Stark and Freishtat observe, among other things:
- that nonresponse bias is a serious problem;
- that averaging ordinal variables doesn’t make sense (are a 3 and a 7 on a seven-point scale the same as two 5s?);
- that students can more effectively comment on some aspects of pedagogy than others;
- That student evaluations are influenced by student grade expectations, and by instructor gender, age, ethnicity, and attractiveness…
If anybody should know how hard measurement is, it’s statisticians.
With this in mind, I’m amused to remember that when I was there, teaching evaluation averages by instructor and course were actually posted on a bulletin board, with other information relevant to students, outside the departmental office on the third floor of Evans Hall. Apparently the department has a more “holistic” procedure in place now for evaluating teaching; I was not at Berkeley long enough to comment on the old process. (Two academic years, as a lecturer.)
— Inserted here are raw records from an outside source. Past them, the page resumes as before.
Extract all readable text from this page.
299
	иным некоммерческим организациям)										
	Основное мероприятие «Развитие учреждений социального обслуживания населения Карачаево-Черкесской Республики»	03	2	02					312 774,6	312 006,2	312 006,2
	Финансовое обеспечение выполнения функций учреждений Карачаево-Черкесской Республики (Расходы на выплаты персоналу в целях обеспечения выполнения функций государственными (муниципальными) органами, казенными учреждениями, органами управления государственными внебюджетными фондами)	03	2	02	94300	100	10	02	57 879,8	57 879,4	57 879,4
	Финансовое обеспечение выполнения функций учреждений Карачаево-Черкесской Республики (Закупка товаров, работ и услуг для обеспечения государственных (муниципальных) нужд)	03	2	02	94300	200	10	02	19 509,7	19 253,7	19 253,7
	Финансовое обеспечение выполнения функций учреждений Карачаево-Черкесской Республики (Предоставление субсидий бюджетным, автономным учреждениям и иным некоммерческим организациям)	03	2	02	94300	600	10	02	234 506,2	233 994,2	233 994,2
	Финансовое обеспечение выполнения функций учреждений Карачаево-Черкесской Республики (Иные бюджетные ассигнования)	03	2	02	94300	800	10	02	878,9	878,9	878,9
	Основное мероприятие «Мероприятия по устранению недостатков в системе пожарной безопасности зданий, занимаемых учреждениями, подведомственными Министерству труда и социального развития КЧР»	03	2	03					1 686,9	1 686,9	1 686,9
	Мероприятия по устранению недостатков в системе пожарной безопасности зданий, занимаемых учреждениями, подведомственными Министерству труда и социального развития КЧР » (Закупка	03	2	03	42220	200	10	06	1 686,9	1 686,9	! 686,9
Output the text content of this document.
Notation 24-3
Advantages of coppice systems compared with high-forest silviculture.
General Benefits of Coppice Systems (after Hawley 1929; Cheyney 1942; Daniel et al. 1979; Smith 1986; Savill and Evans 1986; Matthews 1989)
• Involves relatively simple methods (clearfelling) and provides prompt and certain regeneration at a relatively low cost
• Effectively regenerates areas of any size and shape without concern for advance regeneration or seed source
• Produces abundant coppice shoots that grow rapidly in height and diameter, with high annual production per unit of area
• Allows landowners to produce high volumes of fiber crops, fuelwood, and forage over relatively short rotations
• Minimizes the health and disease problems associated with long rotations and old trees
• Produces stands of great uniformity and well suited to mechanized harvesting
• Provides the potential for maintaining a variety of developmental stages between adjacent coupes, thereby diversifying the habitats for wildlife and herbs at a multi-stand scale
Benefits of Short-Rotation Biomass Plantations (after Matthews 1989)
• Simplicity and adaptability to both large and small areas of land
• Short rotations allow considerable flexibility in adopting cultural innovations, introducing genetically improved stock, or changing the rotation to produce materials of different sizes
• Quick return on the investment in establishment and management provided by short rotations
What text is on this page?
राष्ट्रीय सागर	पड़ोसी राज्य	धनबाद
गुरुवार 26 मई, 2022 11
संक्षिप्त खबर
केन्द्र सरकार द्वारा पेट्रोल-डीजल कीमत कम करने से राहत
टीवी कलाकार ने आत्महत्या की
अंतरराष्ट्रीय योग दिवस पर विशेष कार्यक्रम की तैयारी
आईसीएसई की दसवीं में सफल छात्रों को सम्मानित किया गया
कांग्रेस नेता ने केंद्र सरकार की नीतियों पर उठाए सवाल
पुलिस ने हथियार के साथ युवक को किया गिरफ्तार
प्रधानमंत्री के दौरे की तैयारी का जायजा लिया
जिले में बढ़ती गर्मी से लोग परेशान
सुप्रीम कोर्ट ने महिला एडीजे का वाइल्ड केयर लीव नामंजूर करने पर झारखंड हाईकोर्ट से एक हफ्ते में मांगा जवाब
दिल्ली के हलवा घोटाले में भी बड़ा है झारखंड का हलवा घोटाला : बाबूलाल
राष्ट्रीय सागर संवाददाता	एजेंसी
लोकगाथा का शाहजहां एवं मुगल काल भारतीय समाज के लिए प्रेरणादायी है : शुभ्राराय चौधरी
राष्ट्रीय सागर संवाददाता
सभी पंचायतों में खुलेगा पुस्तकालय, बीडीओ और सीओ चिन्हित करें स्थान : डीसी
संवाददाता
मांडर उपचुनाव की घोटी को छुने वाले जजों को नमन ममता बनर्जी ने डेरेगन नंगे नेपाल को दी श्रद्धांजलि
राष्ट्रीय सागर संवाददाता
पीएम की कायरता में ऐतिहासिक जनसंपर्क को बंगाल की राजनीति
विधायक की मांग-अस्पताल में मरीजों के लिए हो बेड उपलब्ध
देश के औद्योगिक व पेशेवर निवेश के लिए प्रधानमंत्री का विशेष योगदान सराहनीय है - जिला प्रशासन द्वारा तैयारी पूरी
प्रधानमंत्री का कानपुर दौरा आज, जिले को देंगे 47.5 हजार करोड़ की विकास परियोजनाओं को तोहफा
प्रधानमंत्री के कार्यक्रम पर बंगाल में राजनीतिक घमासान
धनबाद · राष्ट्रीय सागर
To be honest, I often found student comments more useful than grades – but it is difficult to read those comments. The format of the evaluations and the fact that they’re usually given at the end of a class period seems designed to discourage thorough comments (and Stark and Freishtat point out that comments in evaluations of technical courses tend to be less discursive). And the most critical comments tend to stick in one’s craw, which is only human nature.
I’d always found student comments more useful than numbers, although sometimes those comments were “his hair is a mess” and “he dresses lousy”. They were correct, but not helpful in making me a better teacher.